Hegiste to Jamun, again in Marathi. Hindi and English are not for the exchange of weighty ideas. They are used in the unthinking life – for office, to snarl at queuebreakers at the movies, against a spouse when the argument is lost, that sort of thing. Okay, are you ready for Drama In Real Life? Good. A widow, two children, not angelic but mortal kids, with snot and conjunctivitis. She has just enough money for respectability, but the imps have to lick their plates clean even when it’s spinach. The youngest needs surgery, say at Tata’s, an extortionate operation, not a footling sprain or something. A hotshot doctor, maybe a tiny Parsee with degrees like the alphabet, a dynamo with no time to shit. He warrants to the widow that the operation will not under any circumstances more damage the son. Either her child will turn as right as rain, or status quo. Cost a lakh or two. Widow irresolute, her liquidity versus the child’s mañana. Grave shilly-shallying. In the end she borrows promiscuously, right and left, derangedly. The operation concludes in good time, and the child snuffs it. The Parsee debouches from the OT – or the scene of the crime? – eyes his watch, says, “Oho, I am delayed for Strasbourg,” and takes wing with Carl Sagan for a metagalactic symposium on Bioplast in the Afterlife. The widow beholds the meagre Parsee hindquarters twinkle into a Vol
vo. Well? What now for her?’
‘She should strip. Peel herself of her clothing, blindfold herself in white, brace the remaining son on her shoulders – the last burden – I presume that she’s strong and sexy – and stride out for an interminable walk. She’s almost free.’
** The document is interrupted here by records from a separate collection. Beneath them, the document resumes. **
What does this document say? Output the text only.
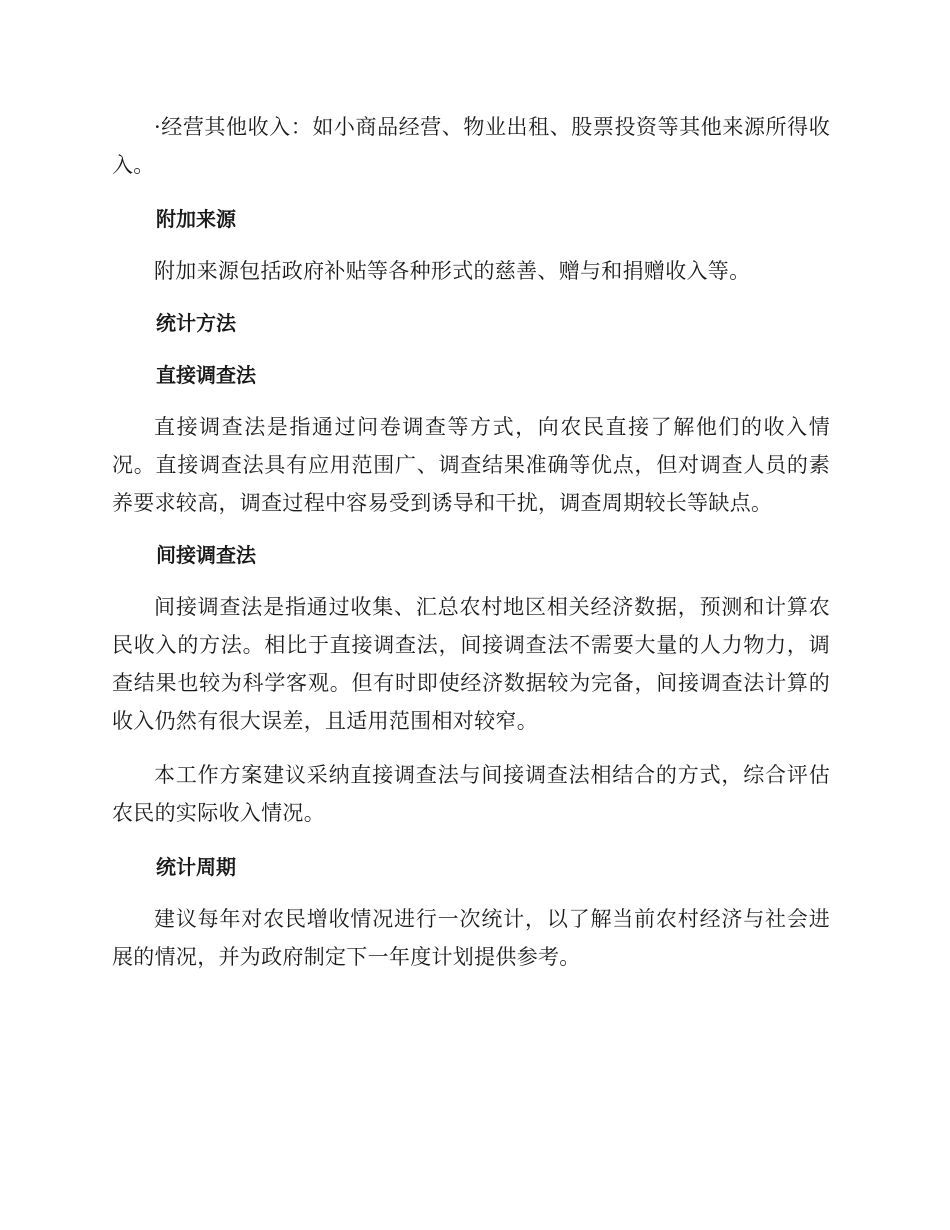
·经营其他收入：如小商品经营、物业出租、股票投资等其他来源所得收入。

附加来源

附加来源包括政府补贴等各种形式的慈善、赠与和捐赠收入等。

统计方法
直接调查法

直接调查法是指通过问卷调查等方式，向农民直接了解他们的收入情况。直接调查法具有应用范围广、调查结果准确等优点，但对调查人员的素养要求较高，调查过程中容易受到诱导和干扰，调查周期较长等缺点。

间接调查法

间接调查法是指通过收集、汇总农村地区相关经济数据，预测和计算农民收入的方法。相比于直接调查法，间接调查法不需要大量的人力物力，调查结果也较为科学客观。但有时即使经济数据较为完备，间接调查法计算的收入仍然有很大误差，且适用范围相对较窄。

本工作方案建议采纳直接调查法与间接调查法相结合的方式，综合评估农民的实际收入情况。

统计周期

建议每年对农民增收情况进行一次统计，以了解当前农村经济与社会进展的情况，并为政府制定下一年度计划提供参考。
Then in the air the remote, namby-pamby siren of the Municipality, tipping off its taxpayers that the river is ascending. The embryonic moon, the springtide, the exuberant rain, and the town lying in a hollow – so the waters ascending. ‘Crocodile time,’ says Hegiste. A yarn of the town, that in another decade the spate had jettisoned a baby crocodile of the salt flats into the gynae hospital, and that its daddy had shadowed it, in quest. But the flood alert doesn’t faze the traffic one bit. The auto-rickshaws continue to squirm through, like flitting lifers ducking flak. Their hooters are ear-detonating whistles, catscratches on the eardrum.
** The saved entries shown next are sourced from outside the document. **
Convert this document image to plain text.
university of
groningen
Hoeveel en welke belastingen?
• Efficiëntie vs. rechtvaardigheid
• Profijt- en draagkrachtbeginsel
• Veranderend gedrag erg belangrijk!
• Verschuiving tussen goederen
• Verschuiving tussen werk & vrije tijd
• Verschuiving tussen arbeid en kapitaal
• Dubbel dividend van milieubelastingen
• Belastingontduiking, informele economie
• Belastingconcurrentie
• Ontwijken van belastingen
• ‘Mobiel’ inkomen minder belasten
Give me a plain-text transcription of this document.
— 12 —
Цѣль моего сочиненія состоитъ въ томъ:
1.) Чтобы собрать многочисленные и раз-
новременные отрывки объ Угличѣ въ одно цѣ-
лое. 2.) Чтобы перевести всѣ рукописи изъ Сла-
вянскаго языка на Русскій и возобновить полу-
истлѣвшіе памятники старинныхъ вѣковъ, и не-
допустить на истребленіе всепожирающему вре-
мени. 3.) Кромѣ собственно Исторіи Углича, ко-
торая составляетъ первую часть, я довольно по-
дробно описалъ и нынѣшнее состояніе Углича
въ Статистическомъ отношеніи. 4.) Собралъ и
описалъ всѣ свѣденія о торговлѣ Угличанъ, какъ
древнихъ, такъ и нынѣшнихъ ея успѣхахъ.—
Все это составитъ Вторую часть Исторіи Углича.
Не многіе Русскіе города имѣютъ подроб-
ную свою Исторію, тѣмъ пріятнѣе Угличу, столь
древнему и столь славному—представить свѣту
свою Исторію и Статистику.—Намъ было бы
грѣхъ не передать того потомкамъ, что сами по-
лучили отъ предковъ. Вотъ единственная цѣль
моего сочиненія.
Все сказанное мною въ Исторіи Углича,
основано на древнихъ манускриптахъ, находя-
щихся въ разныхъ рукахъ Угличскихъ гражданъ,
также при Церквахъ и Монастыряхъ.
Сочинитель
In the verge beside the liquor den, a girl and maybe her younger brother play frisbee. The girl is in salwaar kameez and runs about crabbedly but blithely. The boy likes missing the frisbee and darting after it with weak squawks.
The oldies, cordially tipsy, loll in the courtyard amidst the enormous moss-green leaves. Mrs Hegiste’s grandfather – gums, baggy chest skin, yellow-and-white-striped drawers with a front pocket – says hello and checks out Jamun’s mother.
‘She’s in Intensive Care with a heart attack. Numb.
Jamun and Mrs Hegiste’s grandfather are chums, although Jamun fathoms his speech but poorly. His nose is even, but the rest of his face has slumped. Desiccated skin and cannonball knees. He wiggles his finger at a neighbouring antique and warbles (so Jamun hears), ‘Bong suitcase leapfrog in Africa.’ Jamun beams at him. They now and then rust together in Hegiste’s verandah and observe the crabs. The grandfather has onetime told him (or so Jamun got hold of). ‘You are good. You must visit me and not always only Satyavan. If you don’t come and visit me, then I’ll visit you!’